A true story.
What does a sixteen year old girl do on Christmas day, when she is asked to face a live turkey, kill it, and dress it for the Christmas party?
Nineteen eighty-nine was an eventful year in my family. That year, my mother had a near-fatal accident that took her to Europe for bone operations. That same year, my father, a respected man in his profession as a mining engineer, and loved by everyone, got appointed as the chairman of the board of an oil company.
Because of the contrasting events, and a first Christmas without Mom, my elder sister convinced our father to throw a Christmas party. It was another first for me in my sixteen years of Christmases. Christmas was usually done entertaining guests, eating and drinking, but nothing like a formal party.
Christmas was a pleasant event I always looked forward to in my family. As the last of a family of six children, I enjoyed the company of my siblings. There was lots to eat. People gave us chickens and turkeys and gift hampers. The Christmas of 1989 was not different. We got a live turkey on the day of the party.
My elder sister, exactly double my age at the time, got upset with me because I did not know I was supposed to bring out the frozen turkey from the deep freezer earlier for the party cooking. I was not doing the cooking!
Well, what should we do for the turkey dish? My sister looked out, saw a live turkey, and handed down her verdict. I had to kill the live turkey as my punishment for not doing what I wasn’t even told to do. It was one of the most frightening things in my life. See my previous edits on the preceding paragraphs.
It was harmattan season. The weather was dry and dusty. I stood over the turkey, my heart pumping so hard, I thought it would jump out of my chest. I remember gingerly stepping on the tied legs of the turkey, holding an old newspaper over its head because the head region looked so disgusting. The rest is history.
Where was everyone when this abuse was taking place? I don’t know till today. I know my father was somewhere in the house. My brother was in the parlor, laughing with his friends. Two of my other sisters were with my mother in Europe. My cousin, who was my age-mate, stood aside, watching, crying. My ‘culprit’ sister was nowhere in sight.
There were other people around that day. But my sister insisted I ‘serve the punishment!’
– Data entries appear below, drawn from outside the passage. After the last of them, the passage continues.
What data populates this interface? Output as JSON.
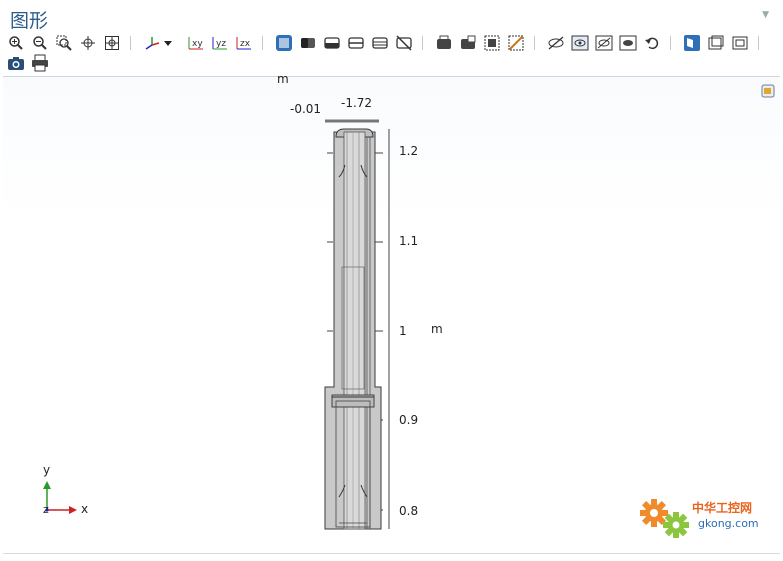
{
  "window": {
    "title": "图形"
  },
  "toolbar": {
    "row1_icons": [
      "zoom-in-icon",
      "zoom-out-icon",
      "zoom-box-icon",
      "center-icon",
      "zoom-extents-icon",
      "axis-view-icon",
      "dropdown-icon",
      "view-xy-icon",
      "view-yz-icon",
      "view-zx-icon",
      "select-all-icon",
      "select-domain-icon",
      "select-boundary-icon",
      "select-edge-icon",
      "select-point-icon",
      "clear-selection-icon",
      "show-selection-icon",
      "hide-selection-icon",
      "grid-icon",
      "transparency-icon",
      "hide-icon",
      "show-icon",
      "hidden-icon",
      "reset-hiding-icon",
      "undo-icon",
      "wireframe-icon",
      "render-icon",
      "copy-icon"
    ],
    "row2_icons": [
      "camera-icon",
      "print-icon"
    ],
    "labels": {
      "view_xy": "xy",
      "view_yz": "yz",
      "view_zx": "zx"
    }
  },
  "graphics": {
    "top_unit": "m",
    "x_tick_left": "-0.01",
    "x_tick_right": "-1.72",
    "y_ticks": [
      "1.2",
      "1.1",
      "1",
      "0.9",
      "0.8"
    ],
    "y_unit": "m",
    "triad": {
      "y": "y",
      "z": "z",
      "x": "x"
    }
  },
  "watermark": {
    "line1": "中华工控网",
    "line2": "gkong.com"
  },
  "colors": {
    "title": "#2b5d8c",
    "accent": "#1e77c8",
    "geometry_fill": "#c9c9c9",
    "geometry_stroke": "#3a3a3a"
  }
}
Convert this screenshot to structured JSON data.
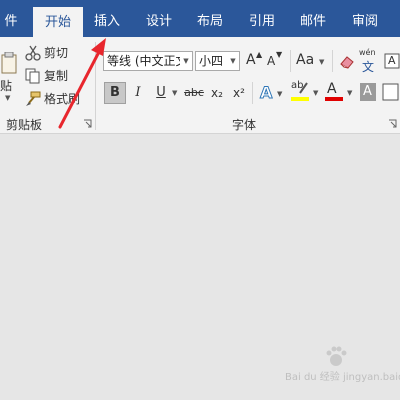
{
  "tabs": [
    {
      "label": "件"
    },
    {
      "label": "开始",
      "active": true
    },
    {
      "label": "插入"
    },
    {
      "label": "设计"
    },
    {
      "label": "布局"
    },
    {
      "label": "引用"
    },
    {
      "label": "邮件"
    },
    {
      "label": "审阅"
    }
  ],
  "clipboard": {
    "paste_label": "贴",
    "cut_label": "剪切",
    "copy_label": "复制",
    "format_painter_label": "格式刷",
    "group_label": "剪贴板"
  },
  "font": {
    "font_name": "等线 (中文正文",
    "font_size": "小四",
    "case_label": "Aa",
    "phonetic_top": "wén",
    "phonetic_bottom": "文",
    "bold": "B",
    "italic": "I",
    "underline": "U",
    "strike": "abc",
    "subscript": "x₂",
    "superscript": "x²",
    "text_effects": "A",
    "highlight": "ab",
    "font_color": "A",
    "char_shading": "A",
    "enclose": "A",
    "group_label": "字体"
  },
  "colors": {
    "tab_bar": "#2b579a",
    "ribbon": "#f3f3f3",
    "canvas": "#e6e6e6",
    "highlight_yellow": "#ffff00",
    "font_red": "#e00000",
    "arrow_red": "#e8262d"
  },
  "watermark": "Bai du 经验 jingyan.baidu.com"
}
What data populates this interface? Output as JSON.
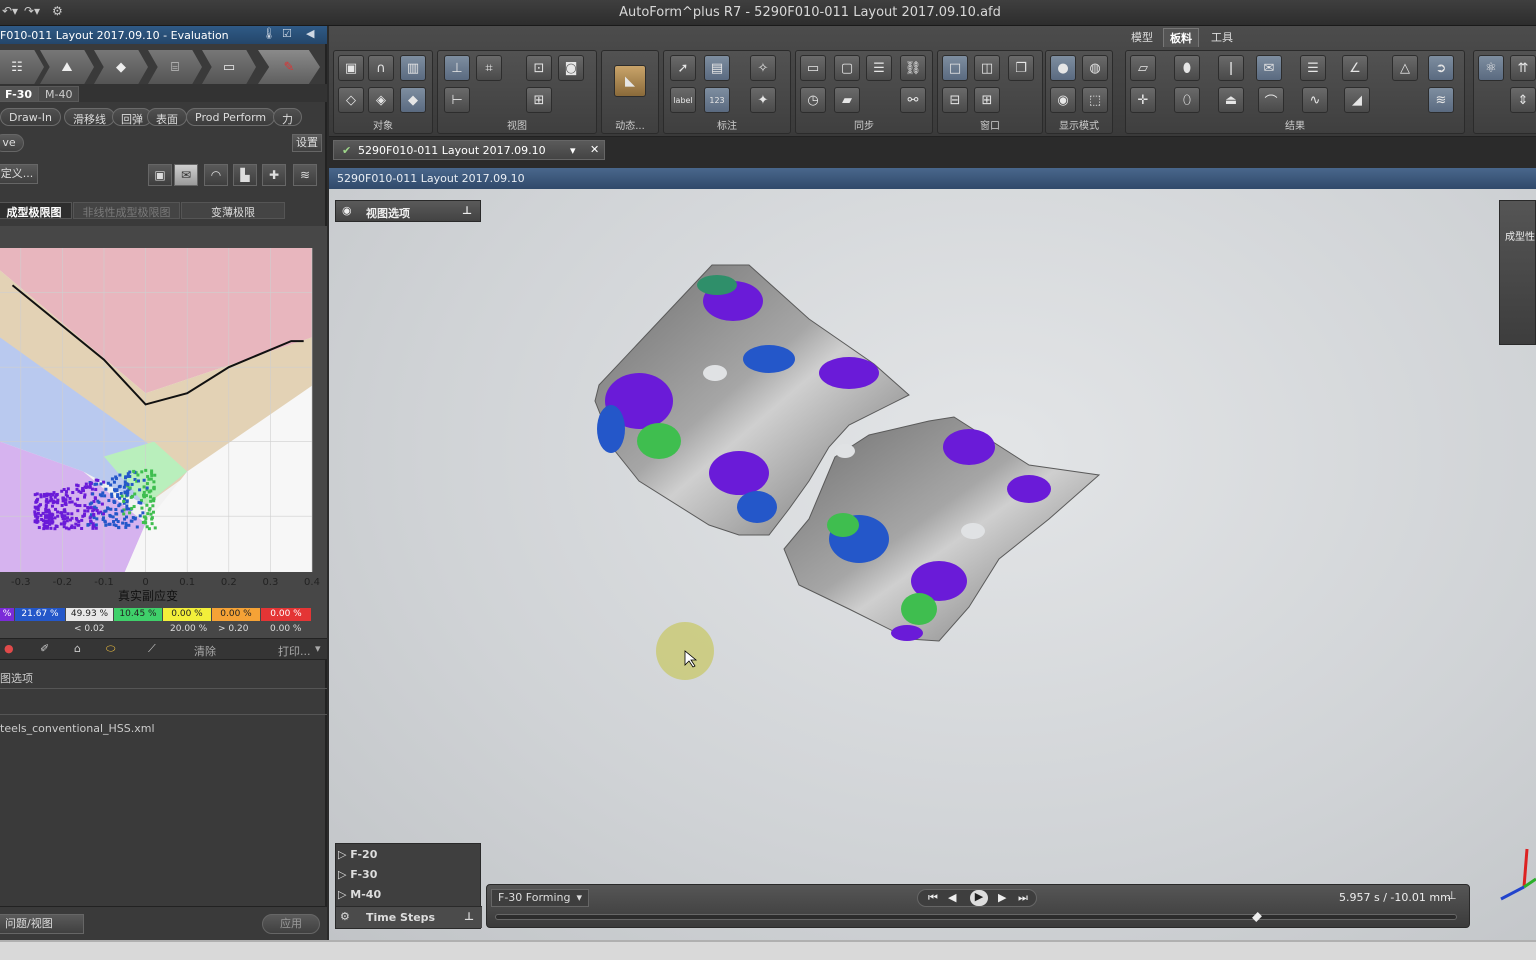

After the horrible experience, I couldn’t even bring myself to eat the food, including the turkey! I wept for my mother like a baby. I knew she would never have permitted such an abuse if she’d been home.
Alas, the memory remains.
The experience taught me several lessons, one of which is the value for human character. I taught myself to be a better person than my sister. I taught myself to appreciate people and to be kind, especially on a day like Christmas day, when we are celebrating the birth of salvation and sacrifice; selflessness and kindness.